After seven years of study, the U.S. Bureau of Reclamation and the state Dept. of Ecology have identified a solution to drying wells in potato country south of Grand Coulee Dam: draw down Banks Lake farther in August.
The agencies issued last Friday a statement that they have completed the “Odessa Subarea Special Study Final Environmental Impact Statement” (FEIS).
The study identifies several alternatives to address a declining aquifer and avoid collapsing a reported $600 million annual farm industry that currently relies on drying-up wells, mostly within the orignal bounds of the never-finished Columbia Basin Project.
Over the years, the agencies offered several alternatives, took public comments on them, then decided on two other alternatives, finally blessing one they call 4A.
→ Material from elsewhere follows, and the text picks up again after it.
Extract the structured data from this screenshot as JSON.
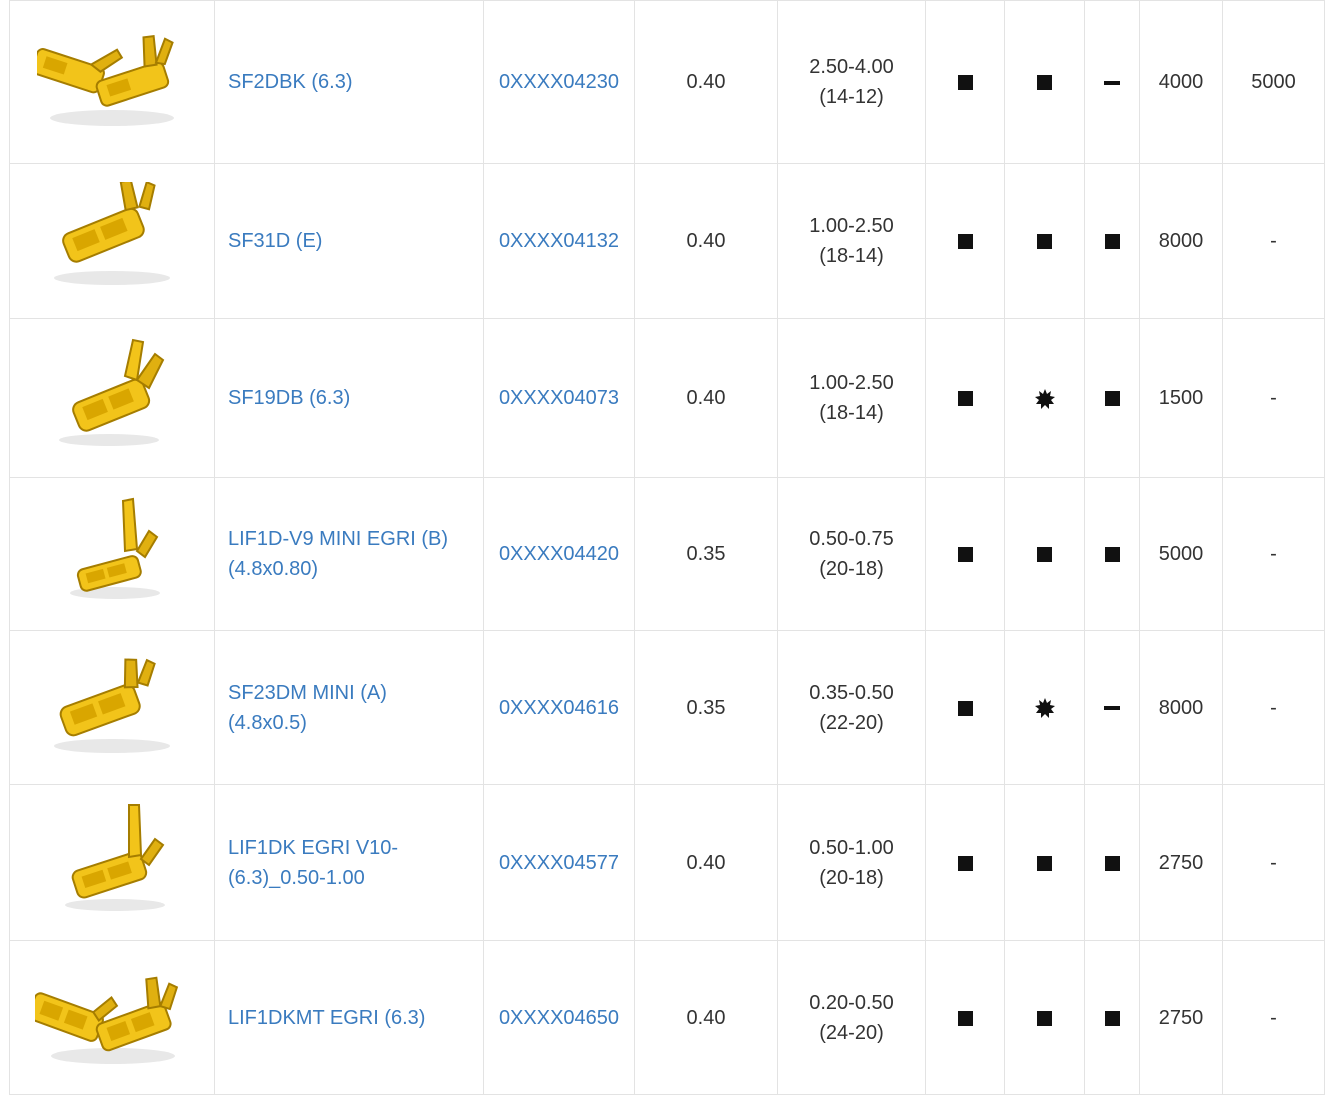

That would irrigate 70,000 acres of land with water from Banks Lake, resulting in an extra 3.1 feet off the top in August each year, over and above what is currently drawn down.
The study identifies several “adverse impacts” on recreation in Banks Lake, including loss of the use of boat ramps for one to four weeks, loss of three of four swimming areas for about six weeks and exposure of boating hazards for four to seven weeks.
The Center for Environmental Law & Policy and Sierra Club’s Columbia River Future Project criticized the plan Friday, charging that a lack of transparency in the Bureau’s overall piecemeal approach to planning, and that it’s a “water grab” to divert more water from the river even though a treaty with Canada set to expire in 2024 will likely greatly alter operations at Grand Coulee Dam.
Reclamation can issue a Record of Decision 30 days after its published in the Federal Register.